News Broke; They Fixed It: 'The Daily Show's' Early Days


Last night, Jon Stewart and Stephen Colbert did a panel together on what appears to be a very comfy living room set. Third Beat has a recap of the talk, but the highlight is definitely Jon Stewart's recollection of the Daily Show's rather ugly early years. I remember when the Daily Show premiered. As a kid, I liked Craig Kilborn's silly hair and his slightly silly Five Questions, and even though I'm sure that era of the show doesn't hold up, I've always wondered why Stewart & co. never mention The Host What Came Before. Here's why:

“I had, before taking [the job], some conversations with the powers that be there about the direction I thought we could move the show…. I wanted it to be satirical in the classic sense of the word, not the Spy magazine sense of the word where you just add adjectives like ‘pepperpot’,” he said.
When said when he met with the writing staff the month prior to taking over the show, he “got the impression that that had been discussed,” and he was met with strong resistance.
“I walk in the door, into a room with the writers and producers, and the first thing they say is ‘this isn’t some MTV bullshit’…. And then I was told not to change the jokes or improvise,” he said.
He immediately phoned his agent, James Dixon, telling him to “get me the fuck out of this. These people are insane.” 
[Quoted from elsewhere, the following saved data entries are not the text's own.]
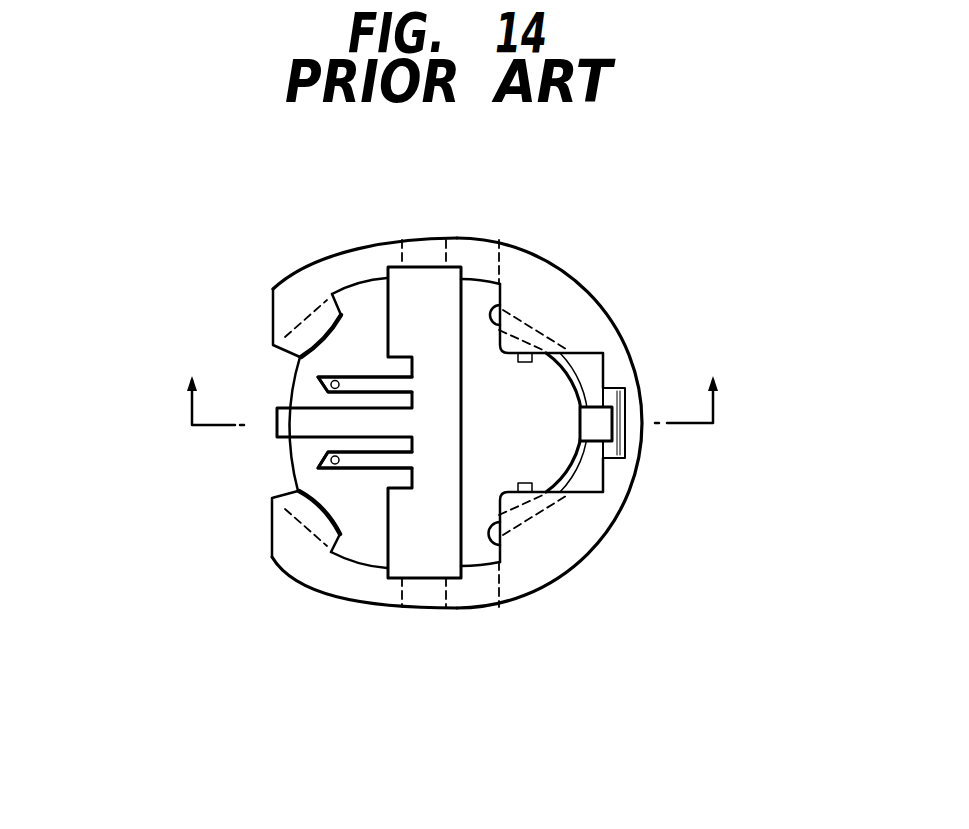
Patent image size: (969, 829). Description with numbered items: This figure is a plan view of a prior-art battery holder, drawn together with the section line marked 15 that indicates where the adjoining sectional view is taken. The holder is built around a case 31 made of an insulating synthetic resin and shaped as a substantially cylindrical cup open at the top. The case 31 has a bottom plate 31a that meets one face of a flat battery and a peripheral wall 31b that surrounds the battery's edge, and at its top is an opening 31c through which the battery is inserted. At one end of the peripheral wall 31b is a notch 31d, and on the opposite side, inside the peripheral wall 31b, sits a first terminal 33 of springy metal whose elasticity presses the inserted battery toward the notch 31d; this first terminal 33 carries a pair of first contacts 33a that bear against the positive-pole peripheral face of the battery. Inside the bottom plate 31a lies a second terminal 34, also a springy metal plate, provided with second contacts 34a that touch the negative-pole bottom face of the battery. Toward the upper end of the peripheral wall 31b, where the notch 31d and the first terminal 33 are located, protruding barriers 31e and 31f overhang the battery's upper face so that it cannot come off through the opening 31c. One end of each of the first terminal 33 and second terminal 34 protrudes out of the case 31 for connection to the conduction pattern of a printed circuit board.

The case 31 is at (630, 504).
The bottom plate 31a is at (363, 538).
The peripheral wall 31b is at (365, 263).
The opening 31c is at (492, 452).
The notch 31d is at (275, 462).
The protruding barrier 31e is at (313, 328).
The protruding barrier 31f is at (513, 347).
The first terminal 33 is at (590, 427).
The first contacts 33a is at (507, 307).
The second terminal 34 is at (436, 327).
The second contacts 34a is at (330, 381).
The section line for FIG. 15 is at (454, 378).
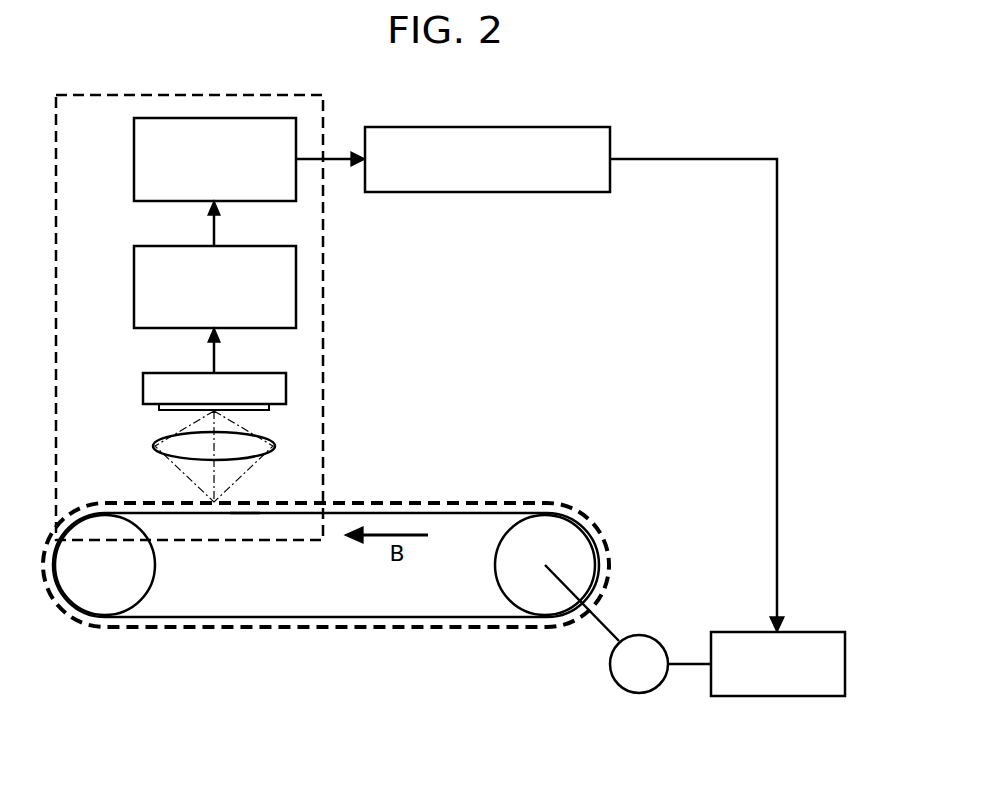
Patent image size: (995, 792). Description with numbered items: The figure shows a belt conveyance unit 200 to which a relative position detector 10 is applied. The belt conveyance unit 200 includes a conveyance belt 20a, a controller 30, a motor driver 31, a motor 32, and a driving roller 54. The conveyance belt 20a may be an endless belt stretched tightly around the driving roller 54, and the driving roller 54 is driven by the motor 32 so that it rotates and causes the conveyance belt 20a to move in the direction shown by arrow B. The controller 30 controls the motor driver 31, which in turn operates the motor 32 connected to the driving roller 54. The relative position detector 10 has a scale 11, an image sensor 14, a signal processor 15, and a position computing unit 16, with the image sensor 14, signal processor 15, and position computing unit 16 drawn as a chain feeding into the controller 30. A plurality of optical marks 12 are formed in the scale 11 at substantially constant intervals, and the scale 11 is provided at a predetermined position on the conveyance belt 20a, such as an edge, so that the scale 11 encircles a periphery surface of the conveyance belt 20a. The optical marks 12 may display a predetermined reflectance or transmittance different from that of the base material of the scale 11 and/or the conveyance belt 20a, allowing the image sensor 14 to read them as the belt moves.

The relative position detector 10 is at (325, 337).
The scale 11 is at (553, 503).
The optical marks 12 is at (415, 500).
The image sensor 14 is at (143, 390).
The signal processor 15 is at (134, 290).
The position computing unit 16 is at (134, 165).
The conveyance belt 20a is at (244, 520).
The controller 30 is at (583, 127).
The motor driver 31 is at (815, 632).
The motor 32 is at (648, 640).
The driving roller 54 is at (495, 580).
The belt conveyance unit 200 is at (463, 648).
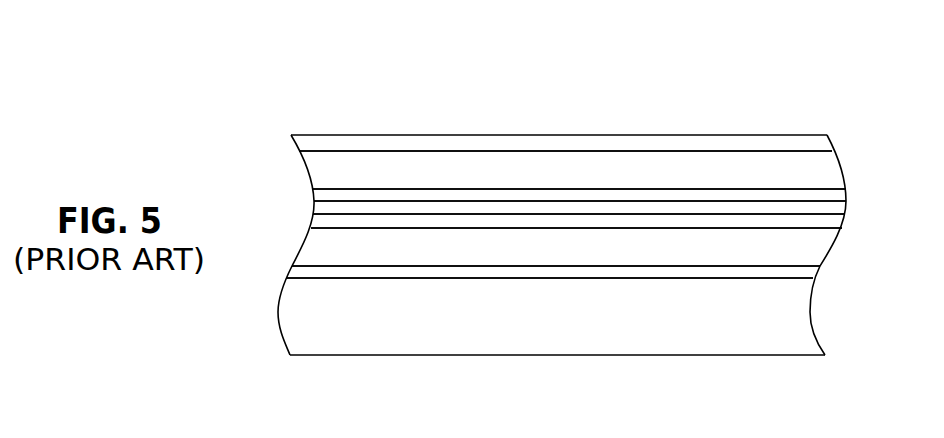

Also remarkable is the link to a 2001 interview where Stephen Colbert did a (whiteface) impersonation of scheduled guest Al Sharpton, who had canceled at the last minute. I always like seeing clips or pictures from the show's early days, nearly as much as I enjoyed Colbert's recently surfaced Rube Goldberg report from 1997. They're so skinny! Their timing is so terrible! Their set is so cheap!